Saan Mustopa: Tidak Ada Keinginan DPR-Pemerintah Kembalikan Dwifungsi ABRI
Wakil Ketua DPR RI, Saan Mustopa, dalam acara di Bandung, Jawa Barat, minggu (23/3/2025). Foto: Kresno/vel

JAKARTA - Pembahasan undang-undang terkait jabatan di lingkungan militer masih menjadi perdebatan di tengah masyarakat. Berbagai pihak menyuarakan kekhawatiran terkait kemungkinan kembalinya dwifungsi ABRI, sebuah konsep yang pernah dominan di era Orde Baru.

Menanggapi hal tersebut, Wakil Ketua DPR RI, Saan Mustopa, menegaskan bahwa DPR dan pemerintah tetap berkomitmen terhadap supremasi sipil dan profesionalisme TNI.

DPR Pastikan TNI Tetap Profesional

Saan Mustopa menjelaskan bahwa tidak ada keinginan dari DPR maupun pemerintah untuk mengembalikan dwifungsi ABRI.

Ia menegaskan bahwa reformasi yang telah berjalan selama lebih dari dua dekade harus tetap dijaga, termasuk pemisahan peran TNI dan institusi sipil dalam ranah politik.

"Kami tetap menjaga semangat reformasi. Supremasi sipil itu menjadi komitmen utama kami. Tidak ada sedikit pun keinginan dari DPR untuk mengembalikan dwifungsi ABRI. Kami ingin TNI tetap profesional dan fokus pada tugas pertahanan negara," ujar Saan Mustopa di Bandung, Jawa Barat, minggu (23/3/2025).

Menurut Saan, Rancangan Undang-Undang (RUU) yang tengah dibahas memang menimbulkan pro dan kontra. Namun, ia menegaskan bahwa dalam demokrasi, perbedaan pendapat adalah hal yang wajar. Ia juga memastikan bahwa seluruh proses legislasi dilakukan dengan tetap membuka ruang partisipasi publik.

RUU Dibahas Secara Transparan dan Partisipatif

Lebih lanjut, Saan menjelaskan bahwa pembahasan RUU TNI ini telah dilakukan melalui berbagai mekanisme, termasuk konsultasi dengan akademisi, pakar hukum, serta organisasi masyarakat sipil.

Ia juga menegaskan bahwa pembahasan tidak dilakukan secara terburu-buru, melainkan sudah diajukan sejak lama dan melewati berbagai tahapan.

"Banyak undang-undang yang dibahas secara maraton, bukan hanya ini saja. Prosesnya panjang, partisipasi publik tetap dibuka, dan kami berdiskusi dengan banyak pihak, termasuk akademisi dan masyarakat sipil. Jadi, tidak ada yang namanya terburu-buru," ungkapnya.

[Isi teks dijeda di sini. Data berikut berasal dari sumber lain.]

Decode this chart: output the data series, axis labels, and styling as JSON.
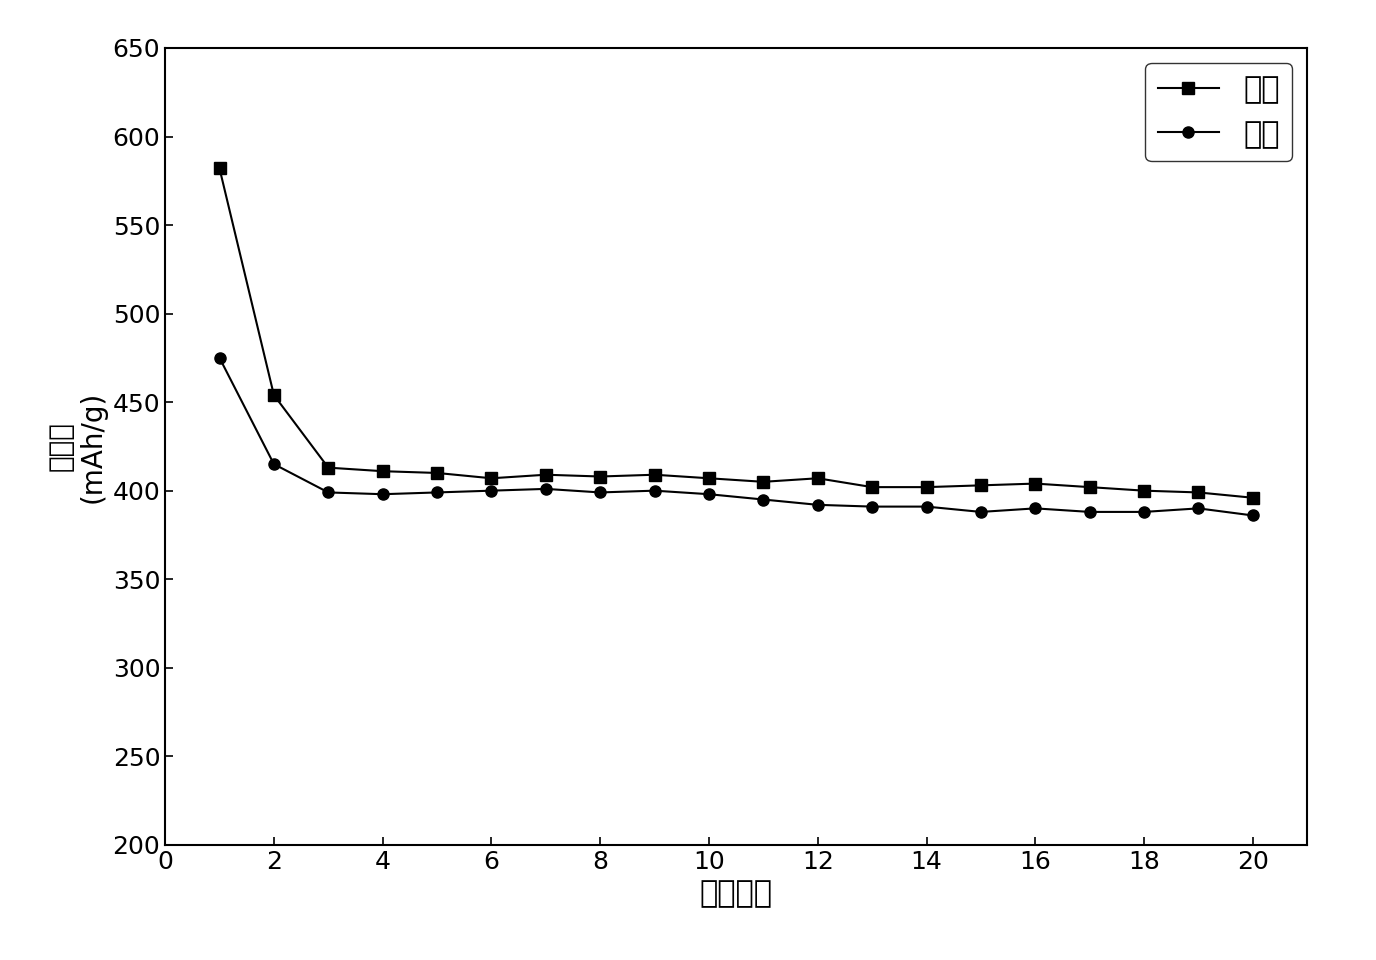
{
  "charge_x": [
    1,
    2,
    3,
    4,
    5,
    6,
    7,
    8,
    9,
    10,
    11,
    12,
    13,
    14,
    15,
    16,
    17,
    18,
    19,
    20
  ],
  "charge_y": [
    582,
    454,
    413,
    411,
    410,
    407,
    409,
    408,
    409,
    407,
    405,
    407,
    402,
    402,
    403,
    404,
    402,
    400,
    399,
    396
  ],
  "discharge_x": [
    1,
    2,
    3,
    4,
    5,
    6,
    7,
    8,
    9,
    10,
    11,
    12,
    13,
    14,
    15,
    16,
    17,
    18,
    19,
    20
  ],
  "discharge_y": [
    475,
    415,
    399,
    398,
    399,
    400,
    401,
    399,
    400,
    398,
    395,
    392,
    391,
    391,
    388,
    390,
    388,
    388,
    390,
    386
  ],
  "xlabel": "循环次数",
  "ylabel_top": "比容量",
  "ylabel_bottom": "(mAh/g)",
  "legend_charge": "充电",
  "legend_discharge": "放电",
  "xlim": [
    0,
    21
  ],
  "ylim": [
    200,
    650
  ],
  "xticks": [
    0,
    2,
    4,
    6,
    8,
    10,
    12,
    14,
    16,
    18,
    20
  ],
  "yticks": [
    200,
    250,
    300,
    350,
    400,
    450,
    500,
    550,
    600,
    650
  ],
  "line_color": "#000000",
  "marker_square": "s",
  "marker_circle": "o",
  "marker_size": 8,
  "linewidth": 1.5,
  "xlabel_fontsize": 22,
  "ylabel_fontsize": 20,
  "tick_fontsize": 18,
  "legend_fontsize": 22,
  "background_color": "#ffffff"
}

Meski begitu, ia mengakui bahwa ada kelompok-kelompok tertentu yang masih merasa keberatan dengan beberapa poin dalam RUU tersebut. Namun, Saan menekankan bahwa dalam sistem demokrasi, ada mekanisme hukum yang bisa ditempuh bagi pihak yang tidak puas dengan hasil legislasi.

Judicial Review Jadi Opsi bagi Pihak yang Keberatan

Saan mengingatkan bahwa bagi pihak yang menolak atau tidak puas dengan RUU yang sudah ditetapkan, selalu ada jalur hukum yang bisa ditempuh. Salah satu mekanisme yang tersedia adalah judicial review ke Mahkamah Konstitusi (MK).

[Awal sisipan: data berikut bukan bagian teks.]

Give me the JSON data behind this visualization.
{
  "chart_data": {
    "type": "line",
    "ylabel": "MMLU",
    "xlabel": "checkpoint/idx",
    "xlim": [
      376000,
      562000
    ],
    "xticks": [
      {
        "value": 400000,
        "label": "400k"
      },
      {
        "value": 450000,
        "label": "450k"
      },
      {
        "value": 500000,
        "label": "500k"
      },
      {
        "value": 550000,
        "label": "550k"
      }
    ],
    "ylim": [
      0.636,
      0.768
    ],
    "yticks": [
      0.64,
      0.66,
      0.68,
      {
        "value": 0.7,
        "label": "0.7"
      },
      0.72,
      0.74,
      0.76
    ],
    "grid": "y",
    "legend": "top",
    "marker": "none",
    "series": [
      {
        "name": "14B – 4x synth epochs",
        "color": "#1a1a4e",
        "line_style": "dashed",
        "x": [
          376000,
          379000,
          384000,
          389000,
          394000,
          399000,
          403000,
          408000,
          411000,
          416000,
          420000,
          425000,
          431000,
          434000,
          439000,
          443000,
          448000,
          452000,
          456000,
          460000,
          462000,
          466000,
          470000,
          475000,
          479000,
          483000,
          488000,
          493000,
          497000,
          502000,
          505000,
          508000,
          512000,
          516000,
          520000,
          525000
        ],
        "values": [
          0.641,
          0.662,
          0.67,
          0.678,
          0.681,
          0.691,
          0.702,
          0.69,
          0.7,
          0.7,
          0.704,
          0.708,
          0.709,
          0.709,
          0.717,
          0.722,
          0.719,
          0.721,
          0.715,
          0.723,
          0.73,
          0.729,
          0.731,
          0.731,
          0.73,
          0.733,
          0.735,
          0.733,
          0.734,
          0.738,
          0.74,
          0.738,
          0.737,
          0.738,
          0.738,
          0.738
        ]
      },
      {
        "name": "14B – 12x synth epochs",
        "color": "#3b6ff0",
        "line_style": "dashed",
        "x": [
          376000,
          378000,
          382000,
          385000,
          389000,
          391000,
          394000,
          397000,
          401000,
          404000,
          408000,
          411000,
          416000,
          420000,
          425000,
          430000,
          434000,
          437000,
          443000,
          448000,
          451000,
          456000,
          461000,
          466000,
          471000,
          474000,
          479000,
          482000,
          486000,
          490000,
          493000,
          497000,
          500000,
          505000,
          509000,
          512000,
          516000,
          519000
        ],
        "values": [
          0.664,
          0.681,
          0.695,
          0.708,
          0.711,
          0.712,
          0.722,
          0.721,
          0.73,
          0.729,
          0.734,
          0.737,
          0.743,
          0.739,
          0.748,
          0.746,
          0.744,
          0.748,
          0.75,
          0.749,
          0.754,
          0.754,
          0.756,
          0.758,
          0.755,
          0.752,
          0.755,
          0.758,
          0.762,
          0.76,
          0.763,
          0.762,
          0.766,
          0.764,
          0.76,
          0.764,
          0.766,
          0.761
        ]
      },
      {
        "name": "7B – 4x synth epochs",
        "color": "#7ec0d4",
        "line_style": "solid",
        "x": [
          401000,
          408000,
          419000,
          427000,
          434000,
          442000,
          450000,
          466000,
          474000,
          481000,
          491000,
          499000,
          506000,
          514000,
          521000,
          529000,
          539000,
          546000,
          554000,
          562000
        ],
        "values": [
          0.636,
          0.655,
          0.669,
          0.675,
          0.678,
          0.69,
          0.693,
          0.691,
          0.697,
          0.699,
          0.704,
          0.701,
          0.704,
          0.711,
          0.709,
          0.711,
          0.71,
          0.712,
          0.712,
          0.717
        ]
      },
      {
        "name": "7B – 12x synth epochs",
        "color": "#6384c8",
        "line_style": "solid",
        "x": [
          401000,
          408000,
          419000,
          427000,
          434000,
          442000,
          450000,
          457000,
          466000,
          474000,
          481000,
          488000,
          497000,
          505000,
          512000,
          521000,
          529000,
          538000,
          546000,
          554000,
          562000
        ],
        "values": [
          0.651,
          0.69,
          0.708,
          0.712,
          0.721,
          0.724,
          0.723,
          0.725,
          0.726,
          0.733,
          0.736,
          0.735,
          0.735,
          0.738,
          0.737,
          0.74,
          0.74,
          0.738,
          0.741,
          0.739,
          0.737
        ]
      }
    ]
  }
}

"Jika ada kelompok masyarakat yang keberatan, mereka bisa mengajukan judicial review ke MK. Itu adalah hak konstitusional yang kami hormati. DPR tidak menutup ruang bagi siapa pun yang ingin mengoreksi atau menguji undang-undang ini di ranah hukum," jelas Politisi Fraksi Partai NasDem ini.

Ia mencontohkan bahwa dalam sejarah legislasi di Indonesia, berbagai undang-undang pernah diuji di MK, dan hal itu merupakan bagian dari dinamika demokrasi yang sehat.

Komitmen Supremasi Sipil Tetap Dijaga

Dengan adanya perdebatan ini, DPR tetap menegaskan bahwa mereka tidak akan mengembalikan dwifungsi ABRI. Komitmen terhadap supremasi sipil dan profesionalisme TNI tetap menjadi prioritas utama dalam setiap pembahasan regulasi terkait militer.

"Yang paling penting, TNI tetap profesional dan fokus di bidang pertahanan. Kami di DPR tetap berkomitmen menjaga supremasi sipil dan prinsip demokrasi yang telah kita bangun bersama," tutup Saan Mustopa.

Seiring dengan perkembangan pembahasan RUU ini, publik diharapkan tetap kritis dan mengikuti setiap prosesnya. Dengan adanya mekanisme partisipasi publik serta jalur hukum seperti judicial review, demokrasi Indonesia terus berjalan sesuai dengan prinsip-prinsip konstitusional. (eno/rdn)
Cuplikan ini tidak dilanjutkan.